Updated: Jan 10, 2020


Obligate ram ventilator.

This is what I've become.

About two dozen species of sharks are known for breathing this way. It means they must stay in motion—keep swimming, keep moving forward—or they will asphyxiate and die. The constant push of movement forces water through their open mouths and over their gills.

I didn't know about these sharks until I heard Anderson Cooper mention it in a documentary while talking about the tragic loss of his brother, Carter. But I know about being an obligate ram ventilator, even if I wasn't aware of the word for it. I know the sensation of suffocation in the stillness of early morning hours, when my eyes are wide open and my ears strain to hear the breathing of everyone around me. I know the hum of a deep, deep down motor that churns relentlessly, driving me on toward the next action—the next distraction.

I know the quiet of death. And the noise of life.

I know I cannot afford to stand still. Stillness is a closed door and a cold back and a stiff arm. Stillness is my own scream reverberating through the eternal cavern of my soul. Stillness is the space where she was and the jar of ashes on my Eastlake table. It is the millions of things I might have done differently to end up anywhere, anywhere but here. It is a thousand tides of pain catching up with me on one shore.

Stillness is where the pain settles.

The pain cannot be allowed to settle, like blood, or it turns sour and septic, and starts eating you away from the inside.

Last week I dreamt I was given a small wild animal to care for whose heart and lungs were worn on the outside of its body. I cradled it like a baby as I went from person to person, begging for bandages to cover and protect the vulnerable, exposed organs that might fall away and be trampled underfoot at any moment.

I woke knowing I was the small, wild animal, without the protection of rules and ribs I'd once known. I am exposed. Nothing exists between me, the world, and my most vulnerable, most valuable parts. But bandages are not what I need. I need oxygen. I need to breathe. I need to feel the air moving over my insides as I turn them inside out or I will die of stillness. I will die of closure.

Fuck closure.

Closure is a stupid, nonsensical word. It is the lid of the casket. It is a bedtime story for grown ups who are afraid of their own shadows. It is bullshit. Fairies are more real than closure. And leprechauns. And fire-bellied dragons who live in castles made of clouds. And of course, unicorns.
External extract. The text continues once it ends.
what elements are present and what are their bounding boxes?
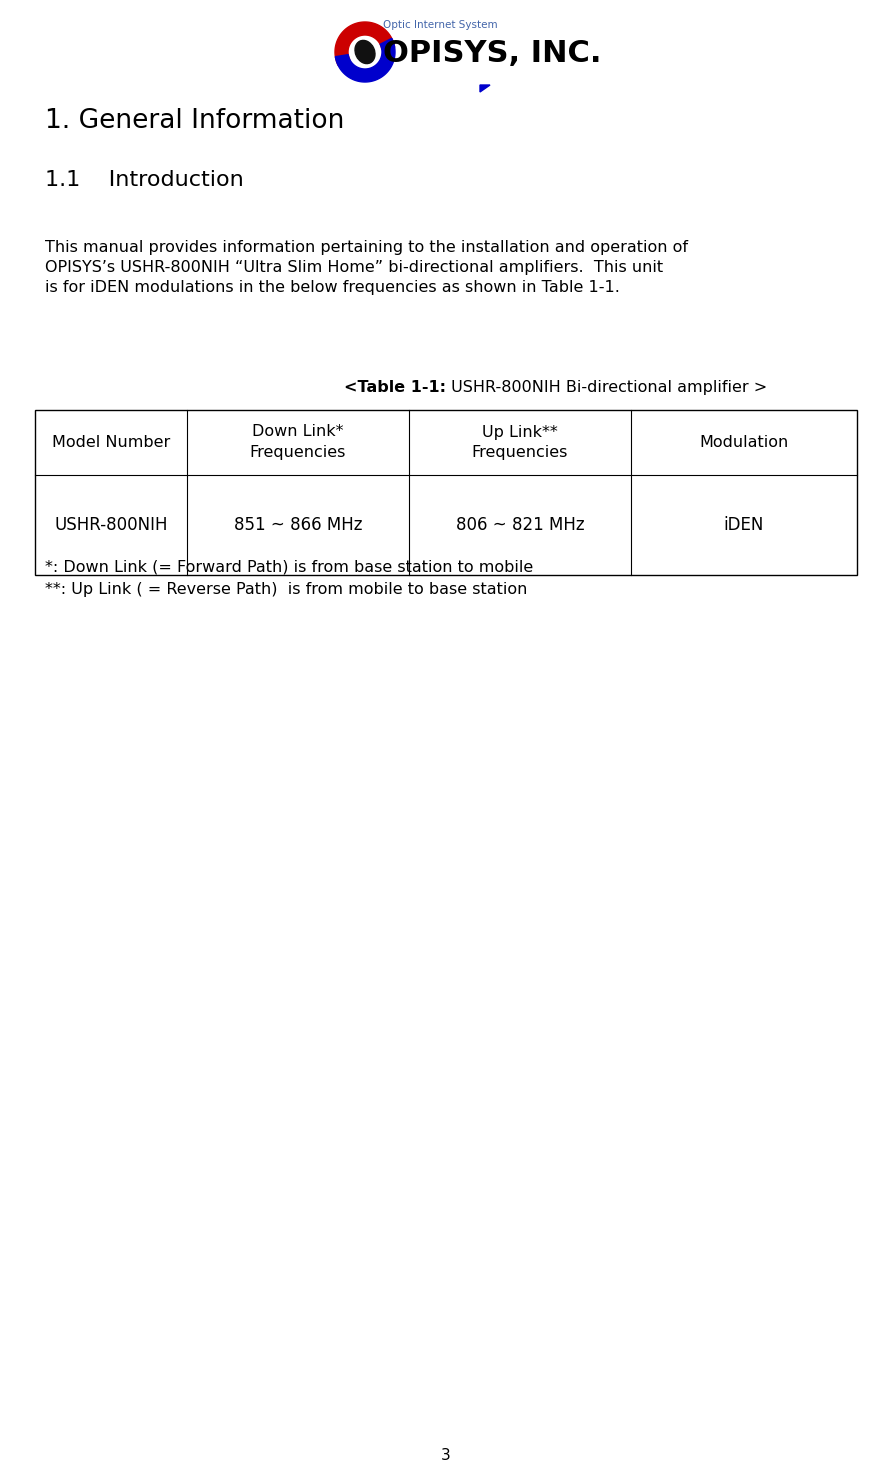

There is no closure between me and my child. There is no closure between her soul and mine, between her birth and mine, between her death and mine. I'll get closure the day I finally stop swimming and drown in the stillness, and not a second before. Closure and asphyxiation are the same thing.

No. No closure for me.

I wear my heart in tatters like a breastplate, and lay it gently down upon the hard, unyielding bed of my sternum. I bathe it in oxygen. I parade it before you. There is nowhere for the wreckage of my heart to go but forward. There is nothing for me to do but keep moving.